Director J.T. Petty, whose previous credits include 2001’s Soft for Digging, S&Man(2006), and Blood Red Earth (2008), culled the film The Burrowers from a seven-part mini-series of the same title released on the internet in 2007. Many of the same cast members that were involved in the serialized version of the story signed on again for the film version, and this is where it gains much of its strength. The actors knew the characters, the director knew the material, and all that was left was to execute it on a bigger scale. The cinematography by Phil Parmet, who carried the same title on both Rob Zombie’s Halloween and The Devil’s Rejects, combines the traditional look of the Western film and its wide-open spaces with the claustrophobia of those same settings when night sets in. It gives the film a sense of mystery that is greatly needed as the audience stays steadily ahead of the characters throughout the film. Wisely, Petty keeps the creatures under wraps for a good portion of the film revealing them little by little which adds to the suspense and allows for some shocking moments late in the film.

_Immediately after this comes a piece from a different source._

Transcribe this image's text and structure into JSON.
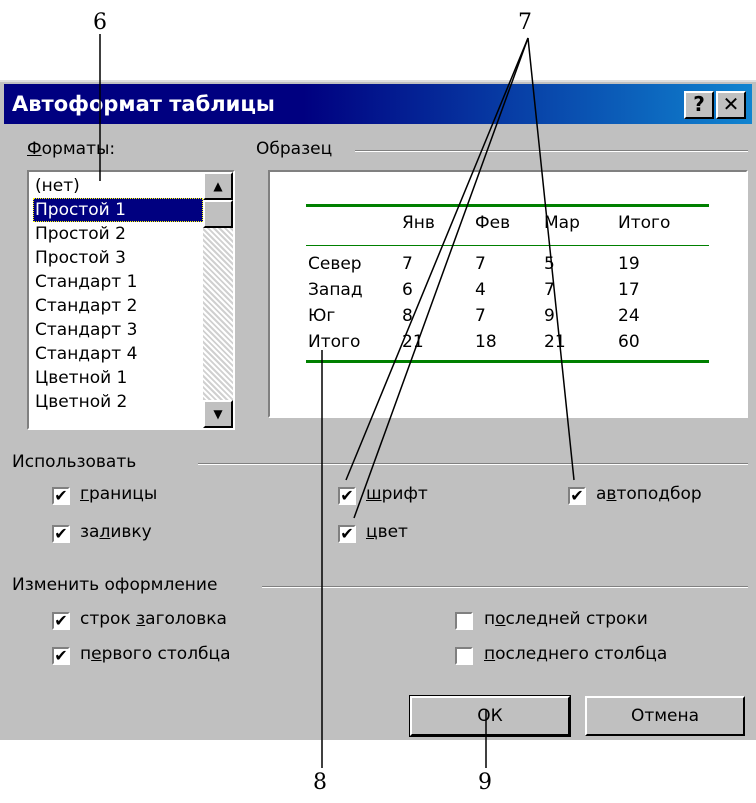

I’ve always felt like the Western genre was ripe for a combination with horror, and it makes me very happy to see that someone else finally agreed with me. The Burrowers really hit all the marks I was looking for, defied cliché, and remained pacey and interesting throughout. If you’re like me and like your Westerns a little weird, your horror intense and a bit gross, and your films exciting from start to finish, then The Burrowers is one that you want to keep on your radar. Just don’t watch it before you go camping. I just can’t see that working out for you.